Fig. 2: Functional heterogeneity within ROI sets.

a–c Top panel shows the region of interest parcellation sets colour coded to reflect task positive (orange) or negative (blue) associations quantified using mean activation for each ROI. a The intersection conjunction was segmented using our in-house watershed algorithm. b The task negative to positive²⁰ statistical volume was segmented using the same method. c Unbiased ROI set capturing the whole cortex as defined by²⁴ during resting state fMRI. d Using the above ROI sets we use custom box-violin plots to show the grand mean voxel-wise activation distribution contained within each brain mask (boxes height is defined as the inter quantile range (IQR); i.e. the range from the 3rd to the 1st quantile, the median is drawn as the central line.
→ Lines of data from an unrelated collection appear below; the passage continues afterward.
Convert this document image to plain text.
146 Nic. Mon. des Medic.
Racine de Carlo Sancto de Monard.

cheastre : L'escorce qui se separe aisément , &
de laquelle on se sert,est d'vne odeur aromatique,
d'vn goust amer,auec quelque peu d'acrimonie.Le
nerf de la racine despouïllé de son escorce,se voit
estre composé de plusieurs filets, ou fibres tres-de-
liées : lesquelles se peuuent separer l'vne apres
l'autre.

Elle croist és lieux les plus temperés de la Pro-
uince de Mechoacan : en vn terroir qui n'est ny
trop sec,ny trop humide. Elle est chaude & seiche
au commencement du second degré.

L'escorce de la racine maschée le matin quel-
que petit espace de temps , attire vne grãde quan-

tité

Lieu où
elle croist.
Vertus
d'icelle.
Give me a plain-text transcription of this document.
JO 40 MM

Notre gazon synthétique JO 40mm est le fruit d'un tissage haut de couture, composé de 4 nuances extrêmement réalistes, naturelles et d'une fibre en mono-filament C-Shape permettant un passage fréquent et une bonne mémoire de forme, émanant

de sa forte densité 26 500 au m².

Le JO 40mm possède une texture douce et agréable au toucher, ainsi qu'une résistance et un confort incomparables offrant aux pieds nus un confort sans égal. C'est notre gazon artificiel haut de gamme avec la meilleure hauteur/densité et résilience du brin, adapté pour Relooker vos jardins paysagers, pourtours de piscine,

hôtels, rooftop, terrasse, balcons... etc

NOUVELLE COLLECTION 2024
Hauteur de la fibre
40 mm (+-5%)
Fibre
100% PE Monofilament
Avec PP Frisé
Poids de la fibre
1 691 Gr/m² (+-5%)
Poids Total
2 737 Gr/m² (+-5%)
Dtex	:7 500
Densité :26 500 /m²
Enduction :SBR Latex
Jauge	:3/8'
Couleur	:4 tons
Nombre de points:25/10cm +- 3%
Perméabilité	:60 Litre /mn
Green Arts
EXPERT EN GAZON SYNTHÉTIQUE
Lower inner fence is defined as the 1st quantile minus 1.5 times IQR; upper inner fence is defined as the 3rd quantile plus 1.5 times IQR. Finally, the violin plot is calculated from the winsorized kernel density distribution. Full code is avaliable in the GitHub repository under fws.plot.group_violin.m. As expected, the INTR contains only positive values, the MDDM has a bimodal distribution reflecting the task positive and negative networks it captures; and the CRTX mask has a skewed unimodal distribution spanning positive and negative values with a long right tail. e Task-wise distribution plots across ROI sets emphasise the heterogeneity of the different tasks. f Top panel shows the pairwise correlation coefficient matrices for each ROI set across tasks. Note, the inner clustering of tasks is consistent across ROI sets. f Bottom panel shows scree plots for principle component analysis (PCA) of task × ROI, separately for each ROI set across tasks. Note, the optimal number of principle components needed to explain the variance across tasks is at least three for each ROI set, thereby demonstrating the heterogeneity of their activation responses to different tasks. Source data are provided as a Source Data file.